Reizdarmsyndrom und andere chronisch entzündliche Darmerkrankungen betreffen weltweit Millionen Menschen. Häufig werden solche Beschwerden mit opioidhaltigen Schmerzmitteln behandelt, die jedoch erhebliche Nebenwirkungen wie Übelkeit, Verstopfung und ein hohes Suchtpotenzial aufweisen. Ein Wiener Forschungsteam hat nun eine vielversprechende Alternative entwickelt: modifiziertes Oxytocin, besser bekannt als „Kuschelhormon“.
Oxytocin als lokalisierte Therapie
Oxytocin könnte eine sichere und effektive Möglichkeit zur Behandlung von Darmerkrankungen darstellen. Anders als Opioide wirkt es nicht systemisch, sondern gezielt im Darm, wo spezifische Rezeptoren schmerzlindernde Prozesse auslösen. Dies reduziert das Risiko von Nebenwirkungen erheblich, da Oxytocin-Rezeptoren im Vergleich zu Opioid-Rezeptoren weit weniger im gesamten Körper verteilt sind.
Allerdings hat Oxytocin als Peptidhormon eine Schwachstelle: Es wird im Magen-Darm-Trakt schnell abgebaut, bevor es seine Zielorte erreicht.
Neuer Wirkstoff trotzt den Bedingungen im Magen
Das Forschungsteam um Markus Muttenthaler, Medizinchemiker an der Universität Wien, hat eine stabile Oxytocin-Verbindung entwickelt, die die harschen Bedingungen im Verdauungstrakt übersteht. Diese Verbindung kann oral eingenommen werden und hat sich in präklinischen Studien bereits als wirksam erwiesen. In Tests mit Mäusen, die an chronischen Bauchschmerzen litten, zeigte sich, dass sowohl die rektale als auch die orale Verabreichung des modifizierten Oxytocins eine deutliche Schmerzlinderung bewirkte.

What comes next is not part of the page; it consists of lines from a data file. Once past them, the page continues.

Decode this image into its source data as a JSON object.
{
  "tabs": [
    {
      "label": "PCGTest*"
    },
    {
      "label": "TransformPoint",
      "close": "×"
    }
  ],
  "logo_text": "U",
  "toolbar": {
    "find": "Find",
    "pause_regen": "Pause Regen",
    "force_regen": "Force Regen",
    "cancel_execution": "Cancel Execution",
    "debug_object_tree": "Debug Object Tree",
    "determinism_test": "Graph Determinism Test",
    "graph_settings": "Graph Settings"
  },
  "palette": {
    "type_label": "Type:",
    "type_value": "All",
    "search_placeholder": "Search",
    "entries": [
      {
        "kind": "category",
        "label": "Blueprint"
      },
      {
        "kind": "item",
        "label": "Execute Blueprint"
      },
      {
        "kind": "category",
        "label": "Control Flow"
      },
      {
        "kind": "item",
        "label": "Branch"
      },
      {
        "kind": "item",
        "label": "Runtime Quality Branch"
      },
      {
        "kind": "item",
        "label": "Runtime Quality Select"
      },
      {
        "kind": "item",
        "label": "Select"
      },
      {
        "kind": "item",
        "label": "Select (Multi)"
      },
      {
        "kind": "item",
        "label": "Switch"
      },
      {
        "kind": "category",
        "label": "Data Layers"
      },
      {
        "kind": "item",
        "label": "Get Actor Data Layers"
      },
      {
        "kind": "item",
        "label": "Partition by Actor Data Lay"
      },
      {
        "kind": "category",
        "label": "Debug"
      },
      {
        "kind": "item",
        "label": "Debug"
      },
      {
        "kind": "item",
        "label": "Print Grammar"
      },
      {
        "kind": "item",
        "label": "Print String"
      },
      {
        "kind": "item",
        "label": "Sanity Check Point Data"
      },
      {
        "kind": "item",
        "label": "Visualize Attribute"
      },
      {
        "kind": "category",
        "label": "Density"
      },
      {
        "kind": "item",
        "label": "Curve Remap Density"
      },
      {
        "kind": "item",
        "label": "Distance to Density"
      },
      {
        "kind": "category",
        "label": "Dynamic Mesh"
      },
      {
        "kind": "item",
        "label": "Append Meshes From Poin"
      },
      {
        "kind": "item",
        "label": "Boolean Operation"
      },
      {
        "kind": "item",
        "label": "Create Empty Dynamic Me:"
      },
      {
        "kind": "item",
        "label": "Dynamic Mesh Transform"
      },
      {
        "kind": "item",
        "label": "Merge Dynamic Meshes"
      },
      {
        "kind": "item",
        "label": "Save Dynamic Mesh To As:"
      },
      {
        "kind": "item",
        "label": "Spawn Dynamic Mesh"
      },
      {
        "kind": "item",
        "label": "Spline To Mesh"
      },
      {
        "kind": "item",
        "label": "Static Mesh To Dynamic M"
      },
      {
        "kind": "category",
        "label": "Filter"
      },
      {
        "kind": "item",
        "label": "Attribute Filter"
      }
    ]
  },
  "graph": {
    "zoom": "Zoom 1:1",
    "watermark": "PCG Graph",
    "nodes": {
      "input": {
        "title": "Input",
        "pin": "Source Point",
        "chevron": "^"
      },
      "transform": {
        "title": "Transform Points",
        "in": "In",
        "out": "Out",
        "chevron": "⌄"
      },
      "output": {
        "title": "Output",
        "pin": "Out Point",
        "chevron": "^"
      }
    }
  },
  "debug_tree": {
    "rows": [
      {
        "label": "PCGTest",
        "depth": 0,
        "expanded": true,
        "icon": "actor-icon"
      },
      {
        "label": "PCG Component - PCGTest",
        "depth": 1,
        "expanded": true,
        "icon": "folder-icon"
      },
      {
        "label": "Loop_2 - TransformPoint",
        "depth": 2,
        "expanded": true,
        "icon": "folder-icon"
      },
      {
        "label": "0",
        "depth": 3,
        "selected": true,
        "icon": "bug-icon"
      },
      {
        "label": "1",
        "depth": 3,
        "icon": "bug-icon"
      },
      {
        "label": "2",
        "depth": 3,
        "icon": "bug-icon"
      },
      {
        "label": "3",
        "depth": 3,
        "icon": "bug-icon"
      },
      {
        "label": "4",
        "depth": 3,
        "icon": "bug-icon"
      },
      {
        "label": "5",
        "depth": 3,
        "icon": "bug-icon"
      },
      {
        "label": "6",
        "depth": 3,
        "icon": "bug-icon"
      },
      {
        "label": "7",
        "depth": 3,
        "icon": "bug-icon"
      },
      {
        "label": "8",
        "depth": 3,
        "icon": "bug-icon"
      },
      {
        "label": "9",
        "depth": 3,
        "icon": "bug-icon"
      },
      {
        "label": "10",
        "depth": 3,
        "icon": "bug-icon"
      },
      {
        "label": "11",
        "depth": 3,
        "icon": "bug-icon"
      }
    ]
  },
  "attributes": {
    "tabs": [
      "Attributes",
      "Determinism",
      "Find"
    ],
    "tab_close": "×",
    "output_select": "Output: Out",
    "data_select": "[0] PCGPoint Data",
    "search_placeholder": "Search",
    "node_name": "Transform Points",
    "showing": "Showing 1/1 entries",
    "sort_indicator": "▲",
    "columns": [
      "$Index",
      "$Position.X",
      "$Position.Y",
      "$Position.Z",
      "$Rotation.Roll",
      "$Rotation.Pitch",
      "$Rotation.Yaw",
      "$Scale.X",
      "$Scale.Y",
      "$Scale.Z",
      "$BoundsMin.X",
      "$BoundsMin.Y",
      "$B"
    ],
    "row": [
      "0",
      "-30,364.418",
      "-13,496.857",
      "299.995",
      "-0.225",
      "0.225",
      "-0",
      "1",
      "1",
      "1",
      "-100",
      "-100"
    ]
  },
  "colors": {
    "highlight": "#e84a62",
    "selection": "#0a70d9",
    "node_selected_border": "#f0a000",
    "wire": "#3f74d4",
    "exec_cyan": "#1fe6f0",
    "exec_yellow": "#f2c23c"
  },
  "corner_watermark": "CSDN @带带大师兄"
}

„Die orale Einnahme ist ein besonders vielversprechender Ansatz“, so Muttenthaler. Das Team sieht in der Verbindung das Potenzial für eine neue Klasse darmspezifischer Peptidtherapeutika.
Blick in die Zukunft: Eine sichere Alternative
Die Forschungsergebnisse wurden im Fachjournal Angewandte Chemie veröffentlicht. Muttenthaler beschreibt die Entwicklung als „sichere Alternative zu bestehenden Schmerzmitteln“ für Menschen mit chronischen Darmerkrankungen. Das Projekt, das durch den Europäischen Forschungsrat (ERC) gefördert wird, soll nun in Richtung Marktreife weiterentwickelt werden.
Die Universität Wien hat bereits ein Patent auf die neu entwickelten „Oxytocin-Analoga“ erhalten. Für die weitere Entwicklung und Markteinführung werden derzeit Investoren und Industriepartner gesucht. Sollte das Vorhaben erfolgreich sein, könnte diese Innovation Millionen Betroffenen eine effektive und risikoarme Behandlungsoption bieten.